In your illusions! Do I hear some of you muttering under your breath? I know it sounds like chalk and cheese. The Bengali bhadralok with a thing for love and beauty pitted against the English maniac besotted with the diabolical and the macabre!

Yes, yes, you can court-martial me for calling Shakespeare a maniac. But you will have to agree that nothing less than a maniacal artistic frenzy can spawn such larger-than-life tales of darkness and debauchery. And fragments of that frenzy possessed me veering the plot on his own free will,  moulding the characters and rendering them a unique dimension that I may not have imagined when I was writing my upcoming film Daas Dev.

The film if I can put it simply is a Shakespearean spin off to Sarat Chandra's eternal story of love and loss – Devdas. I wanted to take Dev, Paro and Chandramukhi and liberate them from the world of the mundane to the grand and Machiavellian world of Shakespeare. A world where the addiction of power violates the fragility of love. When these iconic and timeless characters are caught in a quagmire of power, they reveal their fiendish alter-ego.

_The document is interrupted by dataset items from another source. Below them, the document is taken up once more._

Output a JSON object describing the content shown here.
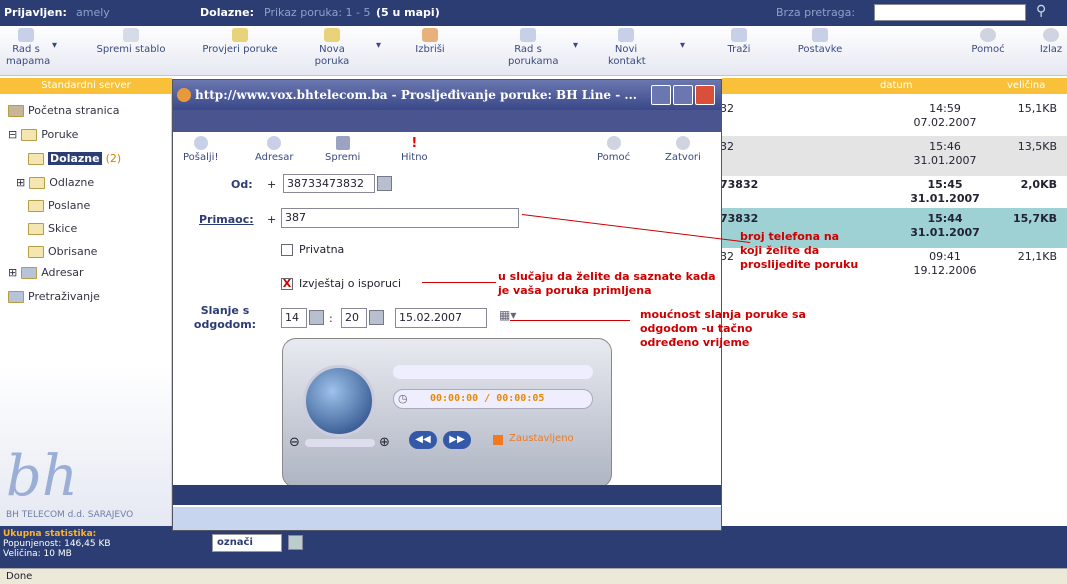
{
  "header": {
    "logged_label": "Prijavljen:",
    "user": "amely",
    "folder_label": "Dolazne:",
    "folder_info": "Prikaz poruka: 1 - 5",
    "folder_count": "(5 u mapi)",
    "search_label": "Brza pretraga:"
  },
  "toolbar": [
    {
      "label": "Rad s mapama"
    },
    {
      "label": "Spremi stablo"
    },
    {
      "label": "Provjeri poruke"
    },
    {
      "label": "Nova poruka"
    },
    {
      "label": "Izbriši"
    },
    {
      "label": "Rad s porukama"
    },
    {
      "label": "Novi kontakt"
    },
    {
      "label": "Traži"
    },
    {
      "label": "Postavke"
    },
    {
      "label": "Pomoć"
    },
    {
      "label": "Izlaz"
    }
  ],
  "server_header": "Standardni server",
  "col_headers": {
    "date": "datum",
    "size": "veličina"
  },
  "tree": {
    "home": "Početna stranica",
    "messages": "Poruke",
    "inbox": "Dolazne",
    "inbox_count": "(2)",
    "outbox": "Odlazne",
    "sent": "Poslane",
    "drafts": "Skice",
    "deleted": "Obrisane",
    "addressbook": "Adresar",
    "search": "Pretraživanje"
  },
  "logo": {
    "text": "bh",
    "sub": "BH TELECOM d.d. SARAJEVO"
  },
  "stats": {
    "title": "Ukupna statistika:",
    "fill": "Popunjenost: 146,45 KB",
    "size": "Veličina: 10 MB"
  },
  "mark_label": "označi",
  "status": "Done",
  "rows": [
    {
      "partial": "32",
      "time": "14:59",
      "date": "07.02.2007",
      "size": "15,1KB",
      "bold": false
    },
    {
      "partial": "32",
      "time": "15:46",
      "date": "31.01.2007",
      "size": "13,5KB",
      "bold": false
    },
    {
      "partial": "73832",
      "time": "15:45",
      "date": "31.01.2007",
      "size": "2,0KB",
      "bold": true
    },
    {
      "partial": "73832",
      "time": "15:44",
      "date": "31.01.2007",
      "size": "15,7KB",
      "bold": true
    },
    {
      "partial": "32",
      "time": "09:41",
      "date": "19.12.2006",
      "size": "21,1KB",
      "bold": false
    }
  ],
  "popup": {
    "title": "http://www.vox.bhtelecom.ba - Prosljeđivanje poruke: BH Line - ...",
    "toolbar": {
      "send": "Pošalji!",
      "addressbook": "Adresar",
      "save": "Spremi",
      "urgent": "Hitno",
      "help": "Pomoć",
      "close": "Zatvori"
    },
    "from_label": "Od:",
    "from_plus": "+",
    "from_value": "38733473832",
    "to_label": "Primaoc:",
    "to_plus": "+",
    "to_value": "387",
    "private_label": "Privatna",
    "report_label": "Izvještaj o isporuci",
    "delay_label": "Slanje s odgodom:",
    "hour": "14",
    "minute": "20",
    "date": "15.02.2007",
    "colon": ":",
    "timer": "00:00:00 / 00:00:05",
    "player_status": "Zaustavljeno"
  },
  "annotations": {
    "phone": "broj telefona na koji želite da proslijedite poruku",
    "report": "u slučaju da želite da saznate kada je vaša poruka primljena",
    "delay": "moućnost slanja poruke sa odgodom -u tačno određeno vrijeme"
  }
}
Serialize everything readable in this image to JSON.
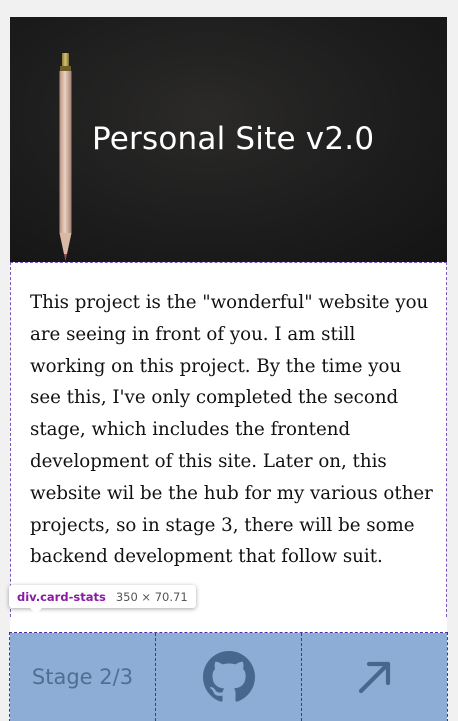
{
  "card": {
    "title": "Personal Site v2.0",
    "description": "This project is the \"wonderful\" website you are seeing in front of you. I am still working on this project. By the time you see this, I've only completed the second stage, which includes the frontend development of this site. Later on, this website wil be the hub for my various other projects, so in stage 3, there will be some backend development that follow suit."
  },
  "inspector": {
    "tag": "div.card-stats",
    "dimensions": "350 × 70.71"
  },
  "stats": {
    "stage_label": "Stage 2/3",
    "github_icon": "github-icon",
    "link_icon": "arrow-up-right-icon"
  },
  "colors": {
    "stats_background": "#8eadd6",
    "stats_icon": "#46688f",
    "devtools_outline": "#4a2ea3"
  }
}
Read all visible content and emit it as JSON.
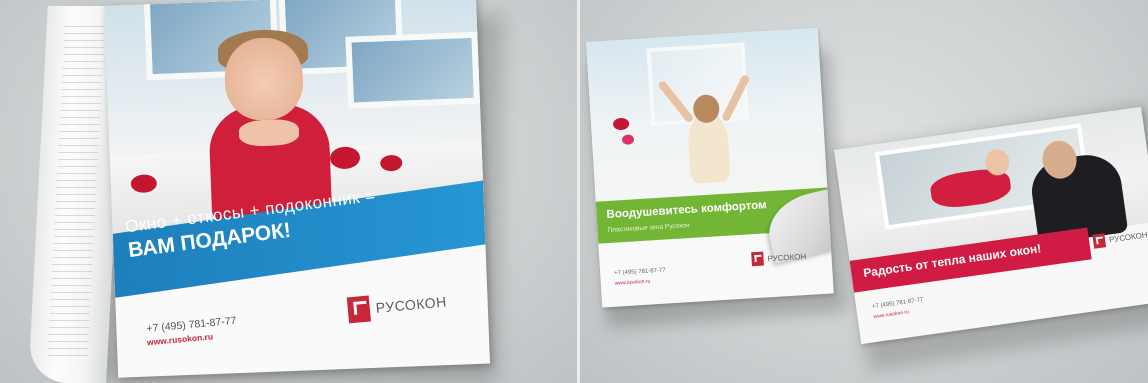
{
  "magazine": {
    "headline_line1": "Окно + откосы + подоконник =",
    "headline_line2": "ВАМ ПОДАРОК!",
    "brand": "РУСОКОН",
    "phone": "+7 (495) 781-87-77",
    "site": "www.rusokon.ru"
  },
  "brochure": {
    "title": "Воодушевитесь комфортом",
    "subtitle": "Пластиковые окна Русокон",
    "brand": "РУСОКОН",
    "phone": "+7 (495) 781-87-77",
    "site": "www.rusokon.ru"
  },
  "flyer": {
    "title": "Радость от тепла наших окон!",
    "brand": "РУСОКОН",
    "phone": "+7 (495) 781-87-77",
    "site": "www.rusokon.ru"
  },
  "colors": {
    "brand_red": "#c4283a",
    "magazine_band_blue": "#2696d3",
    "brochure_band_green": "#73b636",
    "flyer_band_red": "#d01c44",
    "background_gray": "#cfd2d3"
  }
}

My tryst with power has been personal and I have witnessed it from close quarters. The giddy addiction and the gradual decadence that is as inevitable and predictable as life itself. My maternal grandfather had walked out of politics when he was at the helm of his political career. And obviously the reasons were for anyone to imagine. This incident had reinforced my belief that power is a corrupting force that makes you rationalize your own evil.

While the original Dev fights a losing battle against his addictions of love and liquor, in my film this addiction is power. Power in all it's forms – from the gaddi Uttar Pradesh to the quiet inner demons. Every character is engulfed in this addiction and they use it as a tool to maneuver and manipulate people and situations.

The film's narrative underscores the most important aspect of both the literary stalwarts – their strong and emphatic portrayal of women. Although Sarat Chandra's women were epitome of empathy and kindness, who fanned their men when they ate their meals and fainted when they heard bad news! They were eternal optimists who steadfastly held their own ground in an ocean of despair.

The women characters of my film are depicted more on the lines of Shakespearean women who are bold and aggressive, risqué and lethal! They love their men but don't hesitate to dump them when it conflicts with their own interests and pursuit of power.

So, even if I had let the bard's omnipresence dominate my creative consciousness and my characters are enmeshed in interplay of power and politics, their core reflects the fragile and flawed nature of human beings. The pursuit of love and power, passion and politics, chips away at our humanity till we are dust and from there rise again from the ashes, like phoenix.

The rendezvous of two timeless writers in two different time zones, in two different continents, transcends from my mind to the screen, and I hope you enjoy the frenzied journey as much as I did!